Part of an ongoing series on building and evaluating a production RAG system.
Full code in GitHub : Reverse Engineering YC Startup
Previous post: I Tested Chunking on Docs, PDFs, and Code. The Winner Changed Every Time.

Top comments (1)

Olebeng • May 11

Following on from the chunking article, this experiment design answers the question I was left with after Part 1.
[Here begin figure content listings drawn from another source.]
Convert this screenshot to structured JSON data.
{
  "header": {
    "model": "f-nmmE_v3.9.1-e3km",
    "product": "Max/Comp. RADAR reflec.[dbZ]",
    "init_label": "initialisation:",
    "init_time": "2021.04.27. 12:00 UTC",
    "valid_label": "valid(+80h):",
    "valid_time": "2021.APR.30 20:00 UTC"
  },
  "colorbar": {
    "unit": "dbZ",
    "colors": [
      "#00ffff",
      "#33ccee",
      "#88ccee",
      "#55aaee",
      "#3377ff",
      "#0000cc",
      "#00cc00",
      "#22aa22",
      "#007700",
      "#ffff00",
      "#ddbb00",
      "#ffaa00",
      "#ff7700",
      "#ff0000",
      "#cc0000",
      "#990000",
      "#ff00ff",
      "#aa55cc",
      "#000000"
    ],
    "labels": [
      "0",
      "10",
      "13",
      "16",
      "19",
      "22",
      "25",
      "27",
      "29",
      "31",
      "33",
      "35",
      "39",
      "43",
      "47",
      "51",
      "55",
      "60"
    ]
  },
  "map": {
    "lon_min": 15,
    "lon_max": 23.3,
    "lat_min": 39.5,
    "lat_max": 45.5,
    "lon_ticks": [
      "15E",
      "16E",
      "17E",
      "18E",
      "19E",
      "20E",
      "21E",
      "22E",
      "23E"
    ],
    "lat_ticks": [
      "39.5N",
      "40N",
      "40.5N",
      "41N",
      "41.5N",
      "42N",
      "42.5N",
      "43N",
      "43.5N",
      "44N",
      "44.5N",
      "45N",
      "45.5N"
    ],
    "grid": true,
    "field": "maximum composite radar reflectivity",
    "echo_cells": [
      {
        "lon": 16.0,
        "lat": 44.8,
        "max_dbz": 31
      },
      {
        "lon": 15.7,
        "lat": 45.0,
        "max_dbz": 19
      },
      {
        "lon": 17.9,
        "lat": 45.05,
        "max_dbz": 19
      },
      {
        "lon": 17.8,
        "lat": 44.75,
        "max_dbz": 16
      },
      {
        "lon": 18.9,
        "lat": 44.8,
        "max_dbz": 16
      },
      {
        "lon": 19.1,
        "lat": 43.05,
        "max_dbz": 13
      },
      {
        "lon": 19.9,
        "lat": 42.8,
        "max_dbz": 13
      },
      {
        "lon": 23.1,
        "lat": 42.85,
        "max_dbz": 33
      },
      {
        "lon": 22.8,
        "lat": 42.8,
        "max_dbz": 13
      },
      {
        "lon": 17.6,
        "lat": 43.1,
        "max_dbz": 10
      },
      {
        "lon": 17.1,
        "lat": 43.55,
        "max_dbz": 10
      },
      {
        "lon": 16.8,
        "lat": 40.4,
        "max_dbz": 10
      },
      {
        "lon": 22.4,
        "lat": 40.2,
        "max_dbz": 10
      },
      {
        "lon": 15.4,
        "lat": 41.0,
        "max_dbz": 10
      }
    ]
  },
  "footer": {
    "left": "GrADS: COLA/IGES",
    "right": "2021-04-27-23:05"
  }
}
The 3-condition design is the methodologically rigorous part of this post that deserves more attention than the headline result. Most teams testing rerankers compare "with reranker vs without reranker" and conclude that the reranker helps. Your design isolates what is actually causing the improvement. The comparison between Condition B and Condition C is the useful number. It tells you whether the gain comes from the larger pool or from the reranker acting on the larger pool. Your data answers that cleanly.

The code result is the one worth sitting with. A 4x larger retrieval pool with zero improvement in Context Precision before the reranker, then +0.1523 with it. The embedding similarity score was surfacing the same 5 relevant chunks regardless of pool size. The other 15 were noise. The reranker reading the query and each chunk as text catches what cosine similarity misses: a chunk that uses different vocabulary to answer the question correctly.

One extension worth adding for compliance and security analysis specifically: the precision-recall tradeoff from Condition C is not symmetric across all domains. For general Q&A, trading 0.04 recall for 0.15 precision is an easy decision. For security and compliance retrieval the calculus is different. A missed finding, a chunk containing a Critical vulnerability that the reranker scored lower because it uses uncommon phrasing, has a different cost profile than a false positive. Whether you optimise for precision or recall depends entirely on whether the downstream cost of missing a finding exceeds the cost of reviewing noise.

The data residency angle for the reranker is also worth naming for anyone building in regulated environments. Cohere Rerank is an API call and data leaves your infrastructure. For healthcare, financial services, or any deployment under GDPR with strict data localisation requirements, a local cross-encoder (cross-encoder/ms-marco-MiniLM-L-12-v2 via sentence-transformers) produces strong reranking quality without the data egress. The quality difference versus Cohere is real but smaller than the difference between having a reranker and not having one.